I had not felt compelled to place that call in a lifetime of living here and had hoped never to make it. We have had periods in which there is an upsurge in crime, when we all get collectively spooked. There was one 12 years ago, if memory serves. Everyone was jittery. People swapped stories about home invasions. A group of friends had been held hostage by a gang of gunmen at a restaurant on San Vicente and stripped of their watches and jewelry. I was aware, as I took my afternoon walk, that many of the houses in my neighborhood had suddenly sprouted those little lawn signs that said Moore Protection—Home Security or Bel-Air Patrol: Armed Response. I understood the impulse to sign up for one of these services but resisted it (as did my mother). A friend chirpily said, “You don’t have to worry. No one is going to try to rob you. You live in Brentwood’s smallest house.” He was being funny, but there was truth to his observation. Our bungalow is nothing splashy. It would not be your first choice if you were looking for expensive stuff to steal. We also have a big Lab that barks loudly when anyone approaches. So I felt relatively safe, always have—even in those times when a contagion of fear seems to wash over L.A. There was a practical resistance, too; I wasn’t keen on shelling out the $1,500 alarm system installation fee and $30 monthly monitoring bill.
But surrender I have.

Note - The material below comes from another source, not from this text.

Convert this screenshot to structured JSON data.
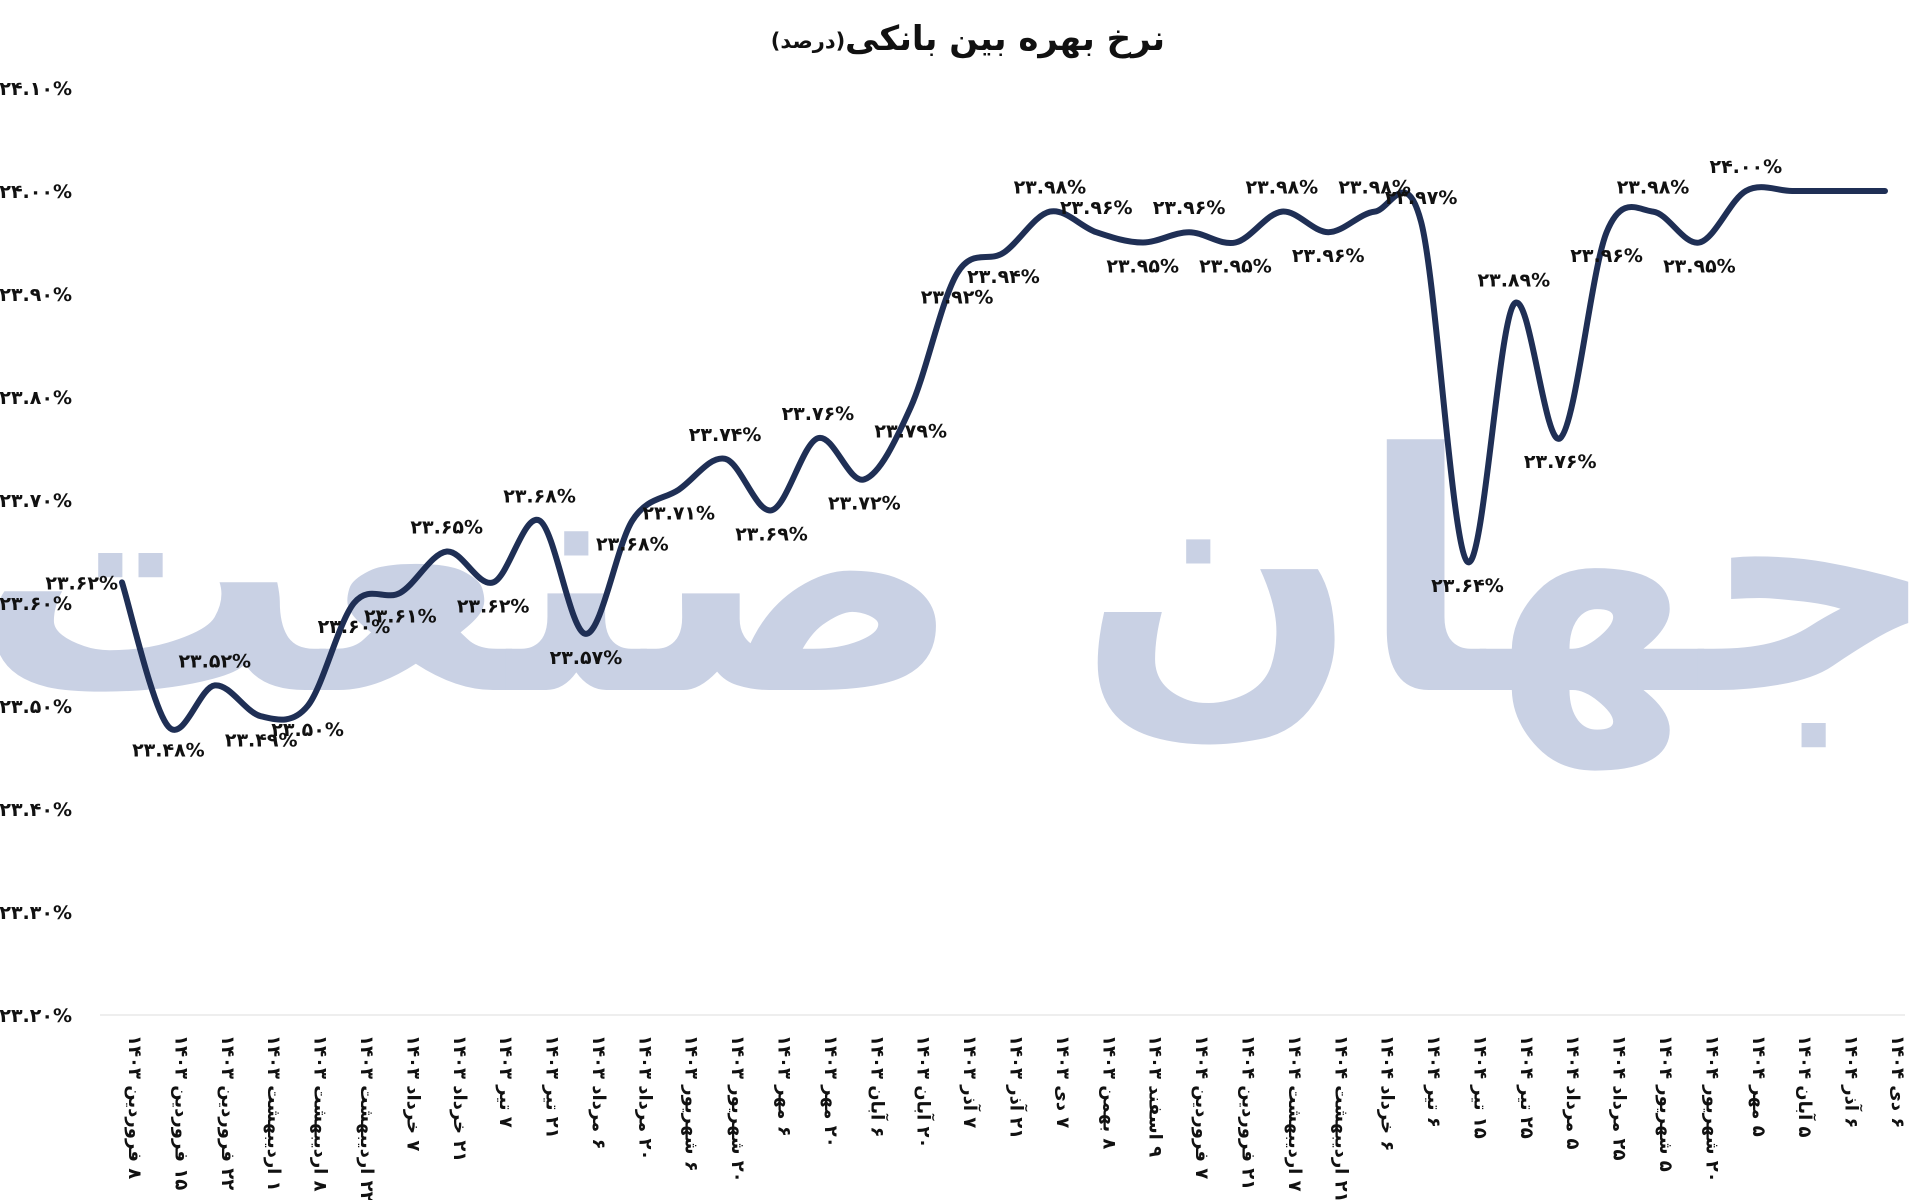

It began with my mother. I called one of the leading security companies, and out came this attractive, efficient woman with fancy brochures and a shiny laptop who sold me an alarm system without breaking a sweat. I put aside my quibbles because, after all, this was my mother, and the idea of anyone hurting her in the ninth inning—or threatening the loving women who have been taking care of her—is odious. It’s not fair for them to be scared. So I could easily rationalize putting a system in her house, though I didn’t like it, and if she were aware of what I was doing, she wouldn’t like it, either.
Gutsy and independent, my mother has lived alone from the day I went to college until about two years ago. She was never swayed by an uptick in reported crimes, never tempted to move to a building where there was more obvious security. Now I’m making decisions for both of us, and the woman who sold me the system for my mom is paying me a visit in the next few days. I am decidedly susceptible. I am on alert. I want someone, somewhere somehow, to protect me.
Here’s the irony—and it is not lost on me. Crime in L.A. is way down. Violent offenses are as low as they have been in half a century. The number of burglaries during the first three months of 2011 dropped 12 percent from the year before. But we react to anecdotes, not statistics, and I have heard too many of the former. Another friend in a well-secured condo building called to say that someone had used a crowbar to get into a fourth-floor unit. With so many people hurting financially, I had been expecting a surge of break-ins and thefts. My mind is saying, So, the crime spree is finally happening. It comes at a time when my once strapping husband is in bed more often than not—an additional factor nudging me toward a feeling of vulnerability.